"A Cor Púrpura": Música para os ouvidos, mas já ouvimos ela antes
- Helena Vilaboim
- Feb 8, 2024
- 3 min read
A segunda adaptação do livro “A Cor Púrpura” (The Color Purple) chega aos cinemas brasileiros no dia 8 de fevereiro de 2024 com muita música, mas apesar da repaginagem na estrutura comparado à versão de 1985, a mensagem final do filme fica pedida no tempo em que a história chegou pela primeira vez ao público, há 42 anos.
A história do filme, baseada na peça da Broadway que adaptou o livro de Alice Walker, segue a vida de Celie, uma garota negra em uma cidade rural nos Estados Unidos na virada do século 20, que sobrevive à violência de um pai abusivo, à perda de dois filhos ainda na adolescência, à um casamento opressivo e violento e encontra o caminho da liberdade e amor através da amizade com outras mulheres.
“A Cor Púrpura” é um musical que tem a duração de 2 horas e 21 minutos, e foi dirigido por Blitz Bazawule, e o roteiro para o filme foi adaptado pelo roteirista Marcus Gardley. O filme, que é composto de um elenco completamente negro, junta algumas das melhores perfornances artísticas de 2023, e é literalmente música para os ouvidos da plateia.
Fazendo o papel da protagonista, Celie, as atrizes Phylicia Pearl Mpasi (versão jovem) e Fantasia Barrino dão um show cena após cena, enquanto contam a história terrivelmente sofrida da personagem. Fantasia em especial é talentosíssima em sua arte, que não espantaria ninguém que tenha a assistido atuar e a cantar que seu nome não aparecesse em algumas premiações prestigiadas de cinema.
Durante a maior parte de sua vida, Celie teve seus amores, seus sonhos, sua liberdade e futuro tirados dela por homens, primeiramente seu pai (Deon Cole) e depois por seu marido, Mister (Colman Domingo). Violentada quase diariamente, Celia é presa à casa e às atividades domésticas, e permanece uma personagem bastante passiva por boa parte da narrativa.
Para balancear a história, entram em cena Sofia (Danielle Brooks) e Shug Avery (Taraji P. Henson), duas mulheres muito à frente de seu tempo e em controle de suas vidas, um forte contraponto em relação à Celie, mas é a partir da amizade com essas duas mulheres, que nossa protagonista evolui e encontra sua força interior.
Com um elenco extremamente doado ao projeto e uma direção inspirada e bem ritmada, “A Cor Púrpura” entra muito fortemente no tema de crescimento através das relações de irmandade entre mulheres, e é certamente uma narrativa que parte do feminismo.

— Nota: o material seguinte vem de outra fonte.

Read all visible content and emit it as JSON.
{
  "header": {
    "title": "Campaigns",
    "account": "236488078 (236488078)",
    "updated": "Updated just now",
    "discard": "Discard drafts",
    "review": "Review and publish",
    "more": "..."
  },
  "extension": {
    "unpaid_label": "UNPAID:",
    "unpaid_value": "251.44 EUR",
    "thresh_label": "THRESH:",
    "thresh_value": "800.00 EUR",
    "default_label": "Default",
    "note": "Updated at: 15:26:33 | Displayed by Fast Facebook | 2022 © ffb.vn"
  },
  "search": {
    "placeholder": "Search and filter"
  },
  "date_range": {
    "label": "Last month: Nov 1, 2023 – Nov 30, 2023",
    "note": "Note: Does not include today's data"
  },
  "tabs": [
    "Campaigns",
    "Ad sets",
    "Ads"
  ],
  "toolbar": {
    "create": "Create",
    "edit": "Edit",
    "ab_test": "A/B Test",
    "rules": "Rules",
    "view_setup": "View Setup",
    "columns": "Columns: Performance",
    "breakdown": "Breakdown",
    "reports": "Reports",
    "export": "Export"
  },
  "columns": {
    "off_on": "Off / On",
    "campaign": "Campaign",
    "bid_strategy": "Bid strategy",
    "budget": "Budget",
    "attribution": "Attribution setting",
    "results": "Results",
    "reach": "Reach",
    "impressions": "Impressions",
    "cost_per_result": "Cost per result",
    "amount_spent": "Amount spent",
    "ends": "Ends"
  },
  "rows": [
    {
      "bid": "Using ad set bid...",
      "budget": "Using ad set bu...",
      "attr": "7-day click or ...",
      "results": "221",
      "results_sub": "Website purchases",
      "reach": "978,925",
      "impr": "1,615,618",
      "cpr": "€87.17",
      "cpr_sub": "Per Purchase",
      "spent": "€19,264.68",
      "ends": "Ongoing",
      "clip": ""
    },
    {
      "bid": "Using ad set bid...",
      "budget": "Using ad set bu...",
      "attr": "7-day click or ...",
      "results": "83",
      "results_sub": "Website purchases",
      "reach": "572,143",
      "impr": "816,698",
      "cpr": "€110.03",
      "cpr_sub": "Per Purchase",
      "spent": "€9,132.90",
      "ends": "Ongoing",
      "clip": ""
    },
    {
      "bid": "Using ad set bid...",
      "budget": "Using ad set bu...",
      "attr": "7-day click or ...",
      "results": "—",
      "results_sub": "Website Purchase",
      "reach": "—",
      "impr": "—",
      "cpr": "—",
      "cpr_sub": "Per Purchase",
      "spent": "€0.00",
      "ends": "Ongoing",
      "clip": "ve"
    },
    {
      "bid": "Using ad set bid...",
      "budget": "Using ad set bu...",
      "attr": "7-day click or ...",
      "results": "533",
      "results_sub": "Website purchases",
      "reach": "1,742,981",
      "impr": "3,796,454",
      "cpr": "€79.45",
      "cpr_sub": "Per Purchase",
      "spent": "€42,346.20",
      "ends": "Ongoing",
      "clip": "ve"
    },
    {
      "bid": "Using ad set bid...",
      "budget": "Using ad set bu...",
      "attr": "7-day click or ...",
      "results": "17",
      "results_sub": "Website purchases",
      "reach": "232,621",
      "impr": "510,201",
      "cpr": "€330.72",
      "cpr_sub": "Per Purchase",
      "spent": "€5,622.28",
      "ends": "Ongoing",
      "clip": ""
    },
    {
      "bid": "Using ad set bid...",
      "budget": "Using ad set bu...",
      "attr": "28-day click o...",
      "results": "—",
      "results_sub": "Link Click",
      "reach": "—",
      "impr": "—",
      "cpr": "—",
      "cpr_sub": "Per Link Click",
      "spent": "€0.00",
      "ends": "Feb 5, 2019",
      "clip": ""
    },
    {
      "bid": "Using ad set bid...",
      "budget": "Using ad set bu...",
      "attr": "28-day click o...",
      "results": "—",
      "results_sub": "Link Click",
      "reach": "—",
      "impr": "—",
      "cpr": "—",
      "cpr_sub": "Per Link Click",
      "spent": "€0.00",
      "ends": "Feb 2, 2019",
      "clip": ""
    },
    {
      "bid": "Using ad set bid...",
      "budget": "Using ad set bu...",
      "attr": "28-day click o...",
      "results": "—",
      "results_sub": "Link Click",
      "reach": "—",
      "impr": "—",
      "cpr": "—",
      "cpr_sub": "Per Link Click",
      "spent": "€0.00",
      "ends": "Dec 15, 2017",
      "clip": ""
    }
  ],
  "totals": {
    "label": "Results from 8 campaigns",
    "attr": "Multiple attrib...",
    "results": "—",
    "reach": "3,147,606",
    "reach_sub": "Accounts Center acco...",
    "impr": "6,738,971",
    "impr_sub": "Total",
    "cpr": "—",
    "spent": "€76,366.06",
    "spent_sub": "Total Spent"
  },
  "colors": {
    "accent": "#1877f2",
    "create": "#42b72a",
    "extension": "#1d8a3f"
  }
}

Mas o roteiro e a mensagem final do longa podem ficar um pouco datados para as audiências dos dias atuais, a despeito do talento empregado ao desenvolver o projeto.
Isso porque, partindo de uma sociedade norte-americana na virada do século, essa versão, assim como certamente o livro original, e suas adaptações partem muito da influência do cristianismo e dos mandamentos na vida das pessoas.
Através do sofrimento e da sequência de tragédias que acontecem na vida de Celie, “A Cor Púrpura” trabalha muito a questão do perdão e, de certo modo, da “justiça divina”. Partindo de um ponto de vista histórico, não há nada de errado com isso, e tanto o roteiro quanto a direção do filme trabalham esses temas muito bem, mas em contrapartida, ele deixa de lado o tema da responsabilidade própria, que tem estado muito em voga nos últimos anos no cinema ocidental.
Ao desenvolver uma protagonista que é essencialmente feita passiva pelo medo durante boa parte da narrativa, mas que é também essencialmente boa faz com que alguns dos momentos da resolução do filme um tanto frustrantes, como a conclusão do relacionamento entre Celie e Mister.
“A Cor Púrpura” é com certeza um filme que deveria ser visto, mas acredito que espectadores vão beneficiar mais da experiência ao terem em mente que esse não é um típico filme dos dias atuais.